Los pueblos amerindios han callado lo que ya hace siglos
hubo pasado, ocultando la siguiente
historia, que para ellos se convirtió en
tabú.
Hace mucho tiempo, al sur de lo que hoy en día se conoce
como Quebec, vivían los algonquinos, una tribu de indígenas compuesta en su
totalidad de orgullosos y diestros cazadores. Allá por los meses de inviernos
los cazadores más destacados se adentraban en el gélido bosque en busca de un
buen ejemplar de wapití macho (la especie de ciervo de mayor tamaño, autóctono
de Canadá) para realizar un sacrificio en honor a sus dioses.
En el período de la caza, arremetió contra los hombres una
terrible ventisca que hizo que dos de ellos se separasen del grupo y se
perdiesen en las profundidades del boscoso terreno. Dos, tres e incluso cuatro
días pasaron los dos desventurados compañeros caminando casi sin fuerzas, ni
comida, hambrientos, ni tan siquiera una gota de agua con la que saciar sus
resecas gargantas. En la caminata sin rumbo el más joven se desplomó, desmayado,
en el suelo. Su compañero lo agarró de una de sus extremidades y lo arrastró,
como pudo, hasta el interior de una oscura cueva. En la cual encendió un fuego
y acercó al desfallecido guerrero a calentarse, pero ya era tarde, el joven no
respiraba, ya no notaba el subir y bajar de su pecho. Sabía que el destino le
deparaba la misma suerte. Le aterraba la muerte. Aquella idea lo
enloqueció. Cogió su cuchillo de caza y abrió el pecho del cadáver por la
mitad, comió de su corazón, ya no tuvo más hambre; bebió de su sangre, ya no
tuvo más sed.
Del interior de la cueva emergió un gran animal con cuernos
en forma de la copa de un árbol seco, con un pelaje de color castaño, era su
presa, era el wapití. Se acercó al
animal, el cazador tenía unos ojos que hipnotizaba al ciervo. Ya no necesitaba
armas para acabar con su vida, puesto que tenía la fuerza de dos hombre; ya no
temía a la muerte, puesto que lo que
habitaba en su corazón ya no era humano, era salvaje, su locura lo había
convertido en un depredador (el gran cazador de la naturaleza).
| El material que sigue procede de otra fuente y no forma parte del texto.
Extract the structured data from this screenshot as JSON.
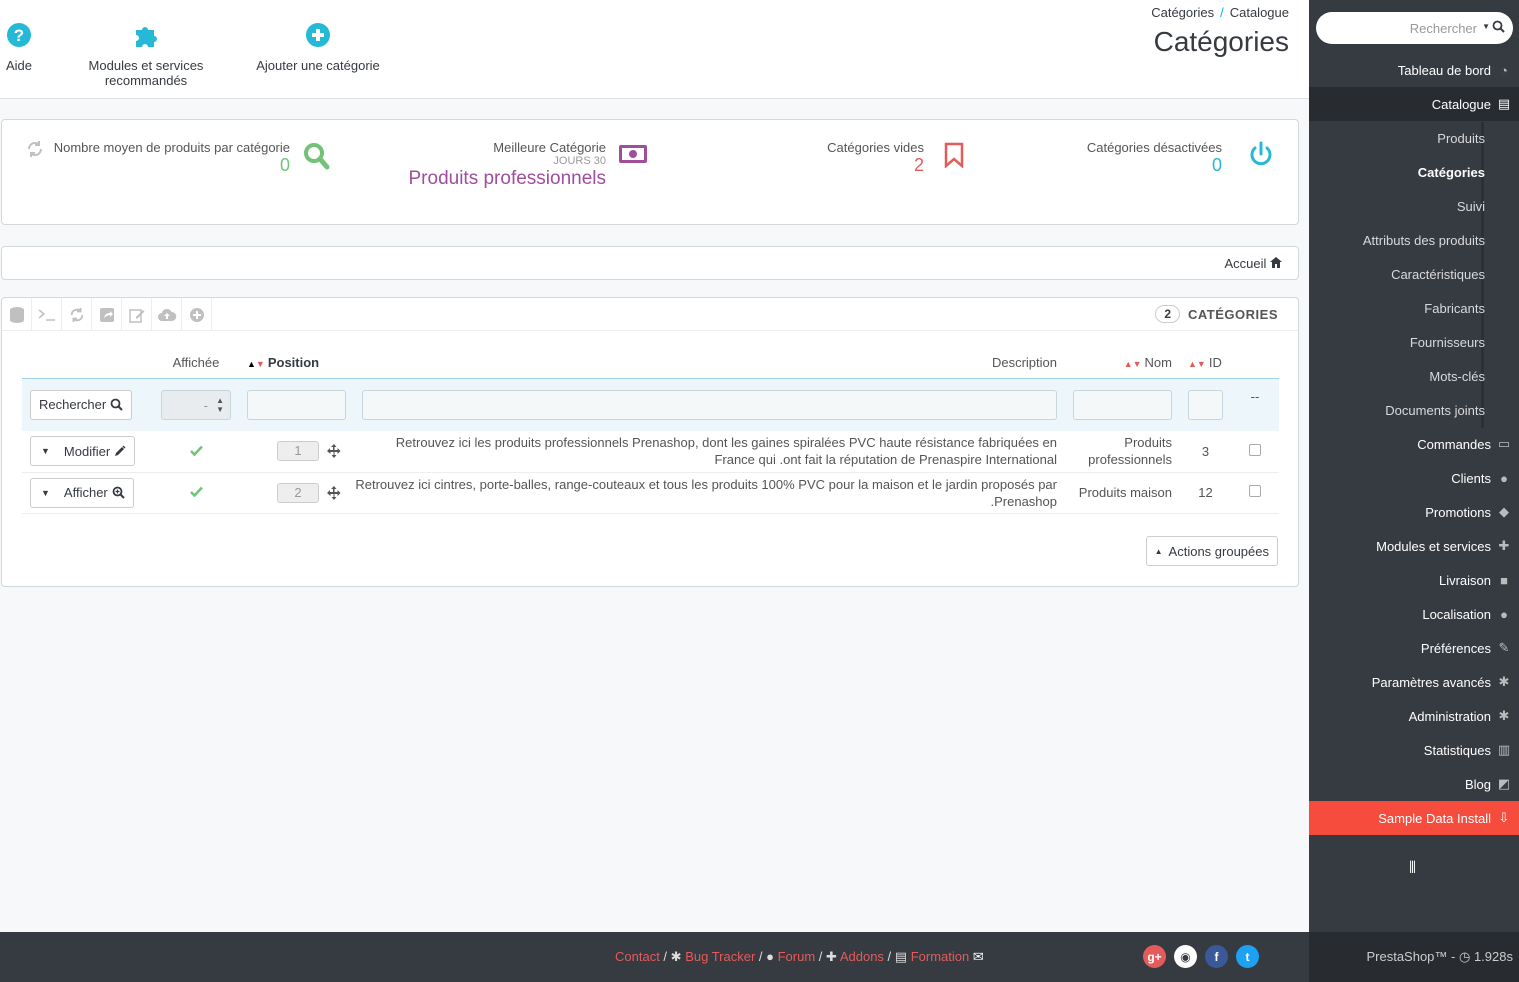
{
  "toolbar": {
    "help": "Aide",
    "modules": "Modules et services recommandés",
    "add": "Ajouter une catégorie"
  },
  "breadcrumb": {
    "parent": "Catégories",
    "sep": "/",
    "current": "Catalogue"
  },
  "page_title": "Catégories",
  "kpis": {
    "avg": {
      "title": "Nombre moyen de produits par catégorie",
      "value": "0"
    },
    "best": {
      "title": "Meilleure Catégorie",
      "sub": "JOURS 30",
      "value": "Produits professionnels"
    },
    "empty": {
      "title": "Catégories vides",
      "value": "2"
    },
    "disabled": {
      "title": "Catégories désactivées",
      "value": "0"
    }
  },
  "path": {
    "home": "Accueil"
  },
  "list": {
    "count": "2",
    "title": "CATÉGORIES",
    "columns": {
      "displayed": "Affichée",
      "position": "Position",
      "description": "Description",
      "name": "Nom",
      "id": "ID"
    },
    "search_button": "Rechercher",
    "select_placeholder": "-",
    "dash": "--",
    "rows": [
      {
        "action": "Modifier",
        "position": "1",
        "description": "Retrouvez ici les produits professionnels Prenashop, dont les gaines spiralées PVC haute résistance fabriquées en France qui .ont fait la réputation de Prenaspire International",
        "name": "Produits professionnels",
        "id": "3"
      },
      {
        "action": "Afficher",
        "position": "2",
        "description": "Retrouvez ici cintres, porte-balles, range-couteaux et tous les produits 100% PVC pour la maison et le jardin proposés par .Prenashop",
        "name": "Produits maison",
        "id": "12"
      }
    ],
    "bulk": "Actions groupées"
  },
  "sidebar": {
    "search_placeholder": "Rechercher",
    "items": [
      {
        "label": "Tableau de bord"
      },
      {
        "label": "Catalogue"
      },
      {
        "label": "Produits"
      },
      {
        "label": "Catégories"
      },
      {
        "label": "Suivi"
      },
      {
        "label": "Attributs des produits"
      },
      {
        "label": "Caractéristiques"
      },
      {
        "label": "Fabricants"
      },
      {
        "label": "Fournisseurs"
      },
      {
        "label": "Mots-clés"
      },
      {
        "label": "Documents joints"
      },
      {
        "label": "Commandes"
      },
      {
        "label": "Clients"
      },
      {
        "label": "Promotions"
      },
      {
        "label": "Modules et services"
      },
      {
        "label": "Livraison"
      },
      {
        "label": "Localisation"
      },
      {
        "label": "Préférences"
      },
      {
        "label": "Paramètres avancés"
      },
      {
        "label": "Administration"
      },
      {
        "label": "Statistiques"
      },
      {
        "label": "Blog"
      },
      {
        "label": "Sample Data Install"
      }
    ]
  },
  "footer": {
    "contact": "Contact",
    "bug": "Bug Tracker",
    "forum": "Forum",
    "addons": "Addons",
    "formation": "Formation",
    "version": "PrestaShop™ -",
    "time": "1.928s"
  },
  "colors": {
    "accent": "#25b9d7",
    "green": "#72c279",
    "red": "#e35b5a",
    "purple": "#a04d9e",
    "sidebar": "#363a41"
  }
}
Se puso del wapití su cráneo como corona y su pelaje como
manto; y, según las leyendas de los algonquinos, los dioses lo castigaron por
su acto de canibalismo. Sus manos se convirtieron en afiladas garras, sus
piernas en ágiles patas, sus oídos en puntiagudas orejas capaces de distinguir
un susurro a poco menos de un kilómetro de distancia y sus dientes en colmillos
con los que despedaza la carne humana y fue condenado a comer solamente carne
humana y a beber sangre de los que antes eran sus iguales.
Ahora su presa son los excursionistas que se atreven a
entrar en su bosque. Les hace sentir el
miedo tras sus espaldas, susurrando sus nombres con una voz gutural, para que huyan hacia la parte más profunda y oscura
del bosque para, allí, hacerse con sus poderosos corazones y su saciante sangre.